Café: Oferta confortável: Com a perspectiva de oferta confortável no mercado mundial, os preços do café caíram na bolsa de Nova York ontem. Os lotes de arábica para julho recuaram 90 pontos, fechando a 92,35 centavos de dólar a libra-peso. Segundo relatório semanal do analista John Buckley, da consultoria Informa Economics, de Nova York, com o começo da colheita brasileira, os especuladores estão cada vez mais confiantes quanto a manter posições vendidas para o café. "Num cenário de oferta confortável, os fundos devem continuar rolando posições e liquidando contratos para lucrar com a queda dos preços", disse. Além disso, um volume significativo de grãos da safra 2018/19 ainda está disponível no mercado, avalia ao Cepea. No Brasil, o indicador Cepea/Esalq do café arábica ficou em R$ 384,41 a saca, alta de 0,02%.
Cacau: Chuvas na África: Com o clima chuvoso no oeste da África, as cotações do cacau caíram ontem na bolsa de Nova York. Os lotes para julho recuaram US$ 44, cotados a US$ 2.248 por tonelada. Em nota, o analista Serget Chetvertakov, da consultoria Informa Economics, sediada em Nova York, disse que a previsão de chuvas para o oeste da África afasta, por hora, o risco climático para a safra intermediária dos países produtores. "Na semana passada, os preços voltaram a subir com dados de incremento na moagem, mas, ao que tudo indica, essa maior demanda não será suficiente para absorver a oferta disponível no mercado", afirmou o analista da consultoria. Em Ilhéus (BA), o preço médio da amêndoa ficou estável em R$ 155,70 por arroba, de acordo com levantamento feito pela Central Nacional de Produtores de Cacau.

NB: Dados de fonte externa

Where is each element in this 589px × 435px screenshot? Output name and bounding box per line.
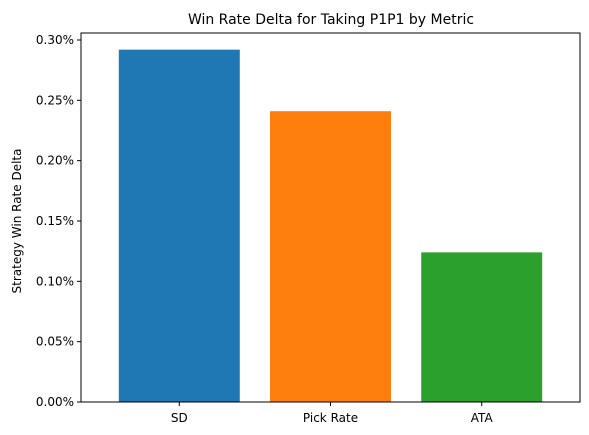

Milho: Estoque farto: Com o dólar forte e o aumentos nos estoques de etanol de milho nos Estados Unidos, os preços do cereal recuaram ontem na bolsa de Chicago. Os contratos com vencimento em julho recuaram 4,25 centavos de dólar, para US$ 3,56 por bushel. Após três pregões consecutivos em baixa, os papéis acumulam queda de 11,25 centavos de dólar. O movimento se deu com a alta do dólar ante as principais divisas, o que desestimula investimentos em ativos de maior risco, como as commodities. De acordo com a Administração de Informação de Energia dos EUA, os estoques de etanol (que no país é feito de milho) aumentaram em 71 mil barris, para 22,7 milhões de barris na semana encerrada em 19 de abril. No Brasil, o indicador Esalq/BM&FBovespa ficou em R$ 34,93 a saca, queda de 2,1%.
 

Trigo: Cenário baixista: O clima seco nos Estados Unidos e o dólar em alta fizeram os preços do trigo recuarem ontem nas bolsas americanas. Em Chicago, os lotes para julho caíram 6,5 centavos de dólar, a US$ 4,385 o bushel. Em Kansas, os mesmos papéis caíram 9,5 centavos de dólar, a US$ 4,115 o bushel. Segundo a consultoria Farm Futures, as temperaturas mais amenas nos Estados Unidos indicam que a produção do país não deve ser prejudicada. A alta do dólar ante as principais divisas ainda colaborou para diminuir a competitividade do produto americano. Em nota, o Commerzbank informou que a tendência é de queda para os preços do trigo no curto prazo devido ao aumento na produção europeia na safra 2019/20. No mercado interno, o preço Cepea/Esalq no Paraná caiu 0,43%, para R$ 881,25 a tonelada. (Valor Econômico 25/04/2019)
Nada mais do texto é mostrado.